Уже сама идея лояльности являлась такой уступкой. В утверждении Апостола, что «нет власти не от Бога» (Рим. 13,1), речь идет, собственно, о принципе власти как порядка (в противоположность хаосу анархии), а не о ее конкретной реализации и устроении. Конкретная власть может быть и весьма плохой в смысле выполнения своего главного назначения: ограждения деятельности зла в мире. И Церкви далеко не безразлично, как власть выполняет эту свою задачу; если она не только не справляется с ней, но и сама множит зло, против такой власти можно и должно бороться. Например, можно бороться за отставку «плохого» правительства или даже за изменение государственного строя, но мирным, законным путем, продолжая одновременно выполнять распоряжения наличного правительства; принцип лояльности превращается здесь в принцип ненасилия. Но так в теории; в действительности же далеко не каждый общественный строй допускает таким образом понимаемую лояльность. И это в первую очередь относится к системам государственного тоталитаризма, посягающим на души подданных едва ли не в большей степени, чем на их труд и имущество. Подобные системы приравнивают к насильственным действиям любое противление власти — в том числе в слове и мысли, ибо «идея, овладевшая массами, становится силой». В рамках такой системы гражданская

239

 

 

лояльность не может сводиться к аполитичности или безразличию к земным делам, но всегда означает полную и безоговорочную поддержку власти, ибо «кто не с нами, тот против нас» и «если враг не сдается, его уничтожают». И согласие на такую «лояльность» безусловно было компромиссом, вынужденным подчинением государственному принуждению.

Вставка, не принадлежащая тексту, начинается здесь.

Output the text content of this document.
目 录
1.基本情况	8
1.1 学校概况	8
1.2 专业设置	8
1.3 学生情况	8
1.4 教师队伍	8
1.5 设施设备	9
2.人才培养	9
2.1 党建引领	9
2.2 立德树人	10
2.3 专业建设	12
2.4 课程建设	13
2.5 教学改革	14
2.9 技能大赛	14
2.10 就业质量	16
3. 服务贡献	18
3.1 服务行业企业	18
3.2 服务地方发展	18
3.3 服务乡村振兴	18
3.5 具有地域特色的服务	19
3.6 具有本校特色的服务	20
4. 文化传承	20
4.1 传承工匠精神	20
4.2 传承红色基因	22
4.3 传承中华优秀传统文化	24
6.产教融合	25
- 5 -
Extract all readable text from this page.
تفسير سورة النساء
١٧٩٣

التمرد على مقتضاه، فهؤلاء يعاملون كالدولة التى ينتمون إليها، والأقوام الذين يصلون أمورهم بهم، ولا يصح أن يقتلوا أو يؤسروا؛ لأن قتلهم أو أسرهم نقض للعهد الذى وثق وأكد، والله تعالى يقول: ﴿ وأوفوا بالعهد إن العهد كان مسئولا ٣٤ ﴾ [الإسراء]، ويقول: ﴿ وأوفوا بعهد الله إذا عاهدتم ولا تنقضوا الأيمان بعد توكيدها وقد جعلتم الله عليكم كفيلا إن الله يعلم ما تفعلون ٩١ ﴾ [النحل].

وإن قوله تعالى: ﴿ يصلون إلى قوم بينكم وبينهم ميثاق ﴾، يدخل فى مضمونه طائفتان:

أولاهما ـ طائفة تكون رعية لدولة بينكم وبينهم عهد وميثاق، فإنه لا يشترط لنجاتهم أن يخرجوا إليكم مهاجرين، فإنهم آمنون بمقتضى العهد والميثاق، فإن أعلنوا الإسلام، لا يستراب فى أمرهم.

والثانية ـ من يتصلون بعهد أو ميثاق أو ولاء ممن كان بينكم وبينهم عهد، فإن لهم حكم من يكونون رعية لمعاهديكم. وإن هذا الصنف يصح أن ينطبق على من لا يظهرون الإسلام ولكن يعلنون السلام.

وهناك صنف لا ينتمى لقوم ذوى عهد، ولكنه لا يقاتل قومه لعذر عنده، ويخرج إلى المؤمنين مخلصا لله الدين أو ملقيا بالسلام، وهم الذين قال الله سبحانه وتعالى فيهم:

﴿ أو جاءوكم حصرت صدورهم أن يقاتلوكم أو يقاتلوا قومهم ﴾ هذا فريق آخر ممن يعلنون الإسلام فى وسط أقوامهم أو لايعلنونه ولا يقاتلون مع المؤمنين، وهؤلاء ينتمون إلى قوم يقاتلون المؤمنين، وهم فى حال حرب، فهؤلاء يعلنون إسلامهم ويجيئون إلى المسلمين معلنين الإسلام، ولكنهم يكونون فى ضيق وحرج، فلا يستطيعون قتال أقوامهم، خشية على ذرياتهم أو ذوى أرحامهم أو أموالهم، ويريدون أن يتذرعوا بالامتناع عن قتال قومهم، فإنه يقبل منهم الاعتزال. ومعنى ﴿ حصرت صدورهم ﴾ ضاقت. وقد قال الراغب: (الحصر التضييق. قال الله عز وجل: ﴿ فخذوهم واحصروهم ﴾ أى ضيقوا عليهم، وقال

Еще более тяжелым компромиссом была уступка государству значительной части реальной церковной власти (ибо природа тоталитаризма такова, что он не выносит возле себя наличие какого-либо независимого источника власти). Ярче всего это сказалось в так называемых. «кадровых» вопросах: любая хиротония, любое церковное назначение осуществлялись отныне после предварительного рассмотрения и санкции со стороны соответствующих государственных органов. Конечно, это сильно ослабило Церковь, так как власть, стремящаяся к искоренению религии, целенаправленно отбирала на церковные «должности» не лучших, а худших из возможных кандидатов.

Но, быть может, самой тяжелой и почти невыносимой для нравственного сознания уступкой силе было согласие Церкви на участие в системе официальной государственной лжи. В частности, Церкви пришлось лжесвидетельствовать перед всем миром об отсутствии в СССР гонений на религию. И хотя ложь была столь очевидна, что вряд ли могла кого-либо ввести в заблуждение, но уже само всеми видимое и ведомое циническое присутствие князя мира сего едва ли не внутри церковной ограды не могло не вести к смущению паствы, к соблазнам, к церковной разрухе.

Проявлением этой разрухи стал и новый раскол среди православных по признаку отношения к упомянутой Декларации и митрополиту Сергию как инициатору новой церковной политики. Для одних Декларация была тяжелым, но неотклонимым компромиссом, способом выживания, тактической уловкой или даже стратегическим планом спасения церковной организации. Другие сюда в первую очередь относится Зарубежная Карловацкая Церковь восприняли Декларацию, как открытую измену

240

 

 

Православию, как поклонение Антихристу, как прямой договор с сатаной, лишивший священство Московской патриархии благодатности, а совершаемые им таинства — силы.6 По их мнению, христианская Церковь в России исчезла, и русская земля превратилась в пустыню. Для тех, кто встал на такую точку зрения, Декларация 1927 года приобрела значение какого-то догматического извращения, обосновывая невозможность каких бы то ни было контактов с «сергианами», приявшими «печать Зверя». Нетрудно усмотреть определенное психологическое сходство описанного умонастроения с умонастроением русского старообрядчества XVII века; и там и здесь с чисто русским максимализмом моральное осуждение каких-то действий церковной власти гипертрофируется до размеров, за которыми уже не только христианская любовь, но и простое человеческое общение между церковными оппонентами становится невозможным.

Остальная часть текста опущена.